Sunday, December 15, 2013

December 15--Bill of Rights Day, 222 Years

Celebrate it by learning to enforce the whole constitution.  Advice from James Madison.


The Tenth Amendment Center, December 15, 2013
222 years ago today, the Bill of Rights was given "life."  But it has no meaning if we just talk about it one day each year.   For us at the TAC, Bill of Rights Day is every day.  And our goal is to educate people on how to enforce the entire Constitution.

Today, we encourage you to read, learn and share - James Madison's wisdom:
A good place to start in determining how to enforce the Constitution is with the guy who’s commonly referred to as the “Father of the Constitution.”  While there’s some debate that James Wilson was actually far more fitting of that title, Madison was obviously quite influential.
The essential question: When the federal government violates the constitution, what do you do about it?
Here’s what Madison had to say in Federalist #46. The Influence of the State and Federal Governments Compared:

“Should an unwarrantable measure of the federal government be unpopular in particular States, which would seldom fail to be the case, or even a warrantable measure be so, which may sometimes be the case, the means of opposition to it are powerful and at hand.

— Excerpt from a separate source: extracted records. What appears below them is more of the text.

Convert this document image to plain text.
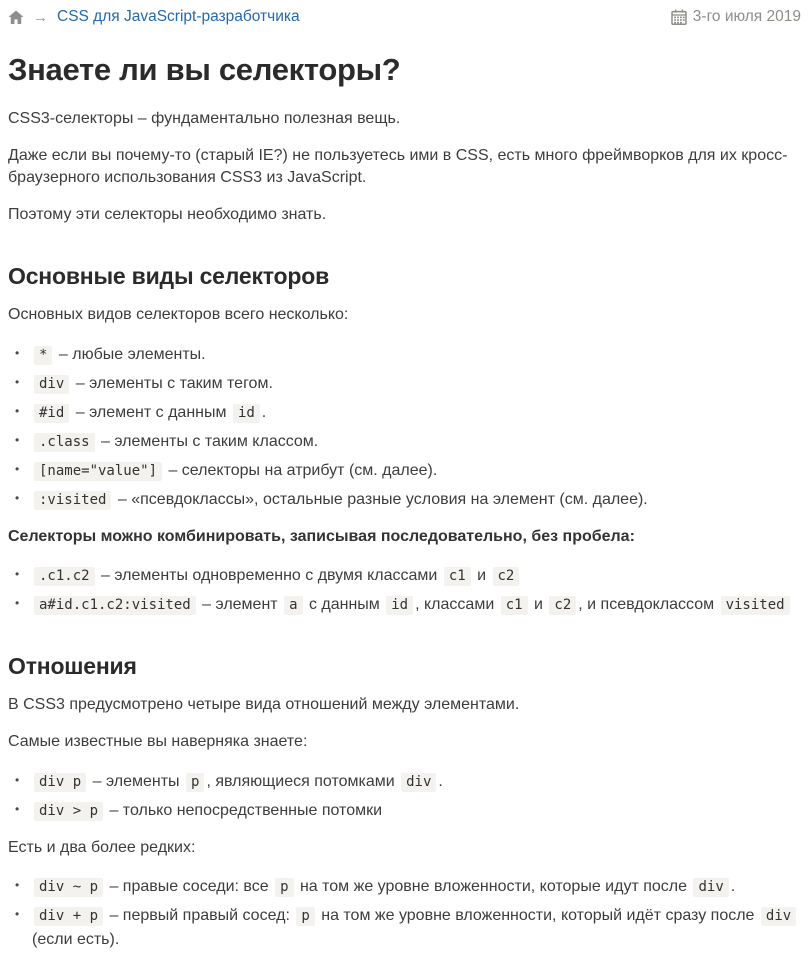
→ CSS для JavaScript-разработчика	3-го июля 2019
Знаете ли вы селекторы?

CSS3-селекторы – фундаментально полезная вещь.

Даже если вы почему-то (старый IE?) не пользуетесь ими в CSS, есть много фреймворков для их кросс-браузерного использования CSS3 из JavaScript.

Поэтому эти селекторы необходимо знать.

Основные виды селекторов

Основных видов селекторов всего несколько:

• * – любые элементы.
• div – элементы с таким тегом.
• #id – элемент с данным id .
• .class – элементы с таким классом.
• [name="value"] – селекторы на атрибут (см. далее).
• :visited – «псевдоклассы», остальные разные условия на элемент (см. далее).

Селекторы можно комбинировать, записывая последовательно, без пробела:

• .c1.c2 – элементы одновременно с двумя классами c1 и c2
• a#id.c1.c2:visited – элемент a с данным id , классами c1 и c2 , и псевдоклассом visited
Отношения

В CSS3 предусмотрено четыре вида отношений между элементами.

Самые известные вы наверняка знаете:

• div p – элементы p , являющиеся потомками div .
• div > p – только непосредственные потомки

Есть и два более редких:

• div ~ p – правые соседи: все p на том же уровне вложенности, которые идут после div .
• div + p – первый правый сосед: p на том же уровне вложенности, который идёт сразу после div (если есть).
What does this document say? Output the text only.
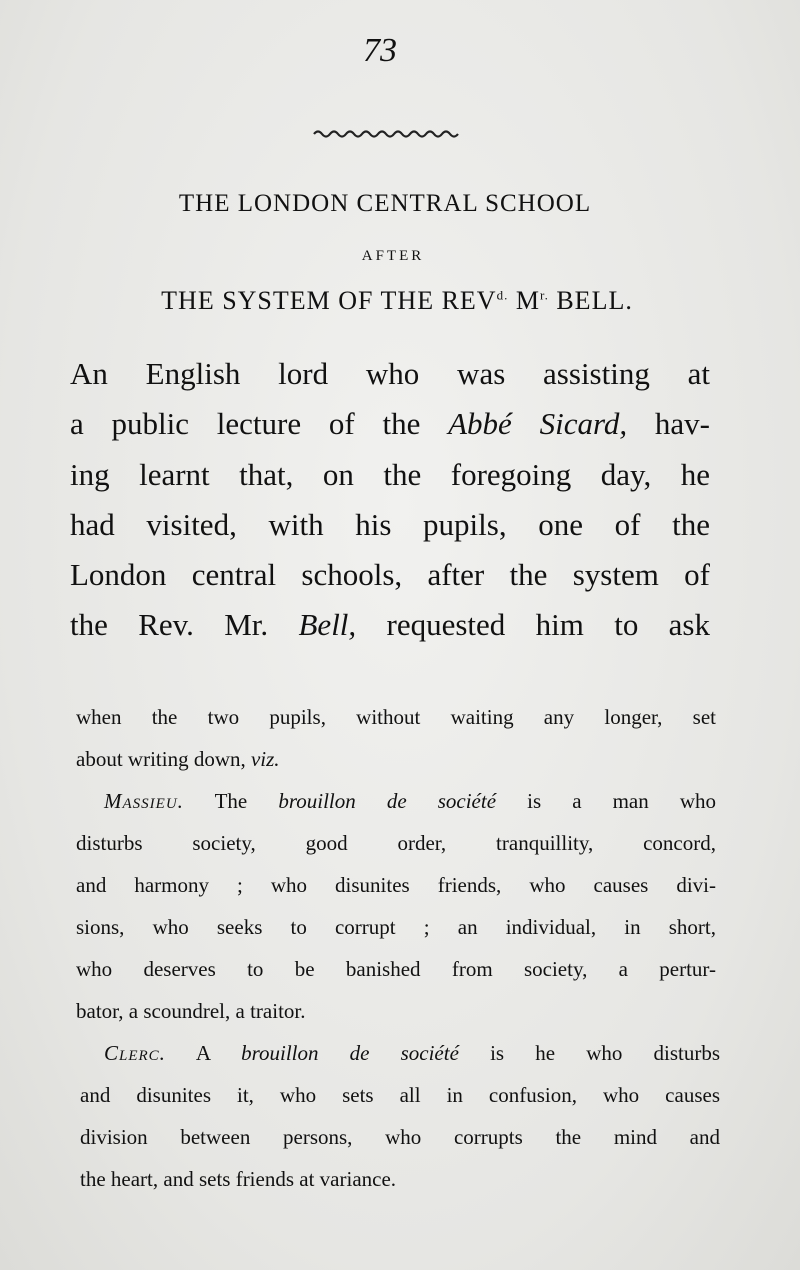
73
THE LONDON CENTRAL SCHOOL
AFTER
THE SYSTEM OF THE $REV^{d.}$ $M^{r.}$ BELL.
An English lord who was assisting at
a public lecture of the Abbé Sicard, hav-
ing learnt that, on the foregoing day, he
had visited, with his pupils, one of the
London central schools, after the system of
the Rev. Mr. Bell, requested him to ask
when the two pupils, without waiting any longer, set
about writing down, viz.
Massieu. The brouillon de société is a man who
disturbs society, good order, tranquillity, concord,
and harmony ; who disunites friends, who causes divi-
sions, who seeks to corrupt ; an individual, in short,
who deserves to be banished from society, a pertur-
bator, a scoundrel, a traitor.
Clerc. A brouillon de société is he who disturbs
and disunites it, who sets all in confusion, who causes
division between persons, who corrupts the mind and
the heart, and sets friends at variance.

The disquietude of the people; their repugnance and, perhaps refusal to cooperate with officers of the Union, the frowns of the executive magistracy of the State; the embarrassment created by legislative devices, which would often be added on such occasions, would oppose, in any State, very serious impediments; and were the sentiments of several adjoining States happen to be in Union, would present obstructions which the federal government would hardly be willing to encounter.”